As I stared dumbfounded at this declaration (apparently paid for with taxpayer funds), I instinctively knew that I, or the culture, or my favored side of the political aisle (or all three) were in trouble. This sign signaled a mindset that I — a generally dependable liberal Democrat — not only couldn’t support but found absurd. I also found myself surrounded by otherwise smart people in my personal life and political cohort who embraced it, seemingly blindly. What does that bode for the larger US electorate who had even less time for this bullshit?

For me, the crucial line from The Beatles’ tune “Revolution” is: “if you go carrying pictures of Chairman Mao/You ain’t going to make it with anyone anyhow.”

Next up, many readers tackle my latest column, “The Energizing Clarity Of Democracy.” From a reader who “loved, loved, loved it”:

In 2016, I woke up on a Wednesday morning to see that Trump won the election, and I cried of despair. While I didn’t vote this year, I can’t deny that waking up this Wednesday was quite different. I felt a profound sense of relief at his victory, for all the reasons you stated, and more.

For that fact alone, I’ve been labeled “racist” (someone actually said this upon finding out I didn’t vote for Kamala), “fascist” (another accusation), and unworthy of friendship (it’s Day 3 that a colleague left me on “Read” when I admitted I leaned toward Trump). Might I point out that not one Republican treated me this way in 2016 when I voted, loudly, for Hillary. 

I want to send your column to everyone I know, though I’m afraid it will fall on many deaf ears. And I want to thank you, since I’ve watched your own struggle over this election, and it takes a lot of emotional maturity to publish what you did.
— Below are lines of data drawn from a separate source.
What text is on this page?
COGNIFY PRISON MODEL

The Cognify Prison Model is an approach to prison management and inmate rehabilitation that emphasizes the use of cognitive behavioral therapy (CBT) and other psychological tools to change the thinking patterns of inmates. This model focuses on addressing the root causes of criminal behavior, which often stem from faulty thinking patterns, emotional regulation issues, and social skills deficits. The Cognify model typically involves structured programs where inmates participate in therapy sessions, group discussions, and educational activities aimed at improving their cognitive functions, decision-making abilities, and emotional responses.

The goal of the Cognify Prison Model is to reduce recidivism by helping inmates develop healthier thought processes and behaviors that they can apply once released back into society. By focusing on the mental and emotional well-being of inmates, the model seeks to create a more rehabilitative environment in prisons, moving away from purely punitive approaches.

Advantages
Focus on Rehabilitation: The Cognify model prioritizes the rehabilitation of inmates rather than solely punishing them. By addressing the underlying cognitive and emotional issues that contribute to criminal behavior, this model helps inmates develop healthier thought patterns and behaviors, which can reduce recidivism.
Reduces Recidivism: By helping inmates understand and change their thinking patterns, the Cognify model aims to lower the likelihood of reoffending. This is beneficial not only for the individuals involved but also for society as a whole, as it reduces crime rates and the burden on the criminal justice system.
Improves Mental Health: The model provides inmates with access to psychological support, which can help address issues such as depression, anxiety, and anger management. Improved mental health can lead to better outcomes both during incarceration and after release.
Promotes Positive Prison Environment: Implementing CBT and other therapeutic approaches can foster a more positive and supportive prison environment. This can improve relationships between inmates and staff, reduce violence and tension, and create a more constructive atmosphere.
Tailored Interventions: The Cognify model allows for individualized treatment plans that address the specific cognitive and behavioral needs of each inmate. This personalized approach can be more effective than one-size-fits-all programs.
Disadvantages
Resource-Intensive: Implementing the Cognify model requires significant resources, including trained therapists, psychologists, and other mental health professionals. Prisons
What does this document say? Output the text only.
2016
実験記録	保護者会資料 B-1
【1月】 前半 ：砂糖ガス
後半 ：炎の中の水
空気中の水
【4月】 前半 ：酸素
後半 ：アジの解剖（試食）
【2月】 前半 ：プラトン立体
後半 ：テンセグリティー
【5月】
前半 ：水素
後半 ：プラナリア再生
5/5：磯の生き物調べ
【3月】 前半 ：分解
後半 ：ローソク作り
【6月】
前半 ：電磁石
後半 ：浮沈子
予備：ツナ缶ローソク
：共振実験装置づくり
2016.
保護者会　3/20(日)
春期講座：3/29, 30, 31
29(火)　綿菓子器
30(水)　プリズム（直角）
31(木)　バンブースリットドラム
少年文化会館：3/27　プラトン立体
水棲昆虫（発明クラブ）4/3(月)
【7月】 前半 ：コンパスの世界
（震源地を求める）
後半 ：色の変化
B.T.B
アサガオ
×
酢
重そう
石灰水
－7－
Another adds, “I love your new constructive tone on Trump. We know how you feel and where you stand, but this shift shows a deep desire for progress. Kudos!” A Trump supporter dissents:

I don’t know which is better: the schadenfreude of watching clueless, wailing, woke leftists blame the electorate for being stupid racists and misogynists, or seeing know-it-alls like you and Bill Maher get knocked off your high horse. Much has been written about progressives getting their comeuppance this past week, but not enough has been said about those like you and Maher who try to thread the needle by acknowledging the grievances of Trump voters fed up with all the establishment-machine’s bullshit, but sanctimoniously taking a giant shit on Donald Trump. As they say, you “talk out your neck” — and both sides of your mouth.

We are missing an important part of this “fuck you” election by ignoring the giant “fuck you” to people like you who try to play it too cute by half. Yes, you see why people like us vote for Trump, but you are better than us and have too much integrity and ethics to vote for Trump like the rest of us.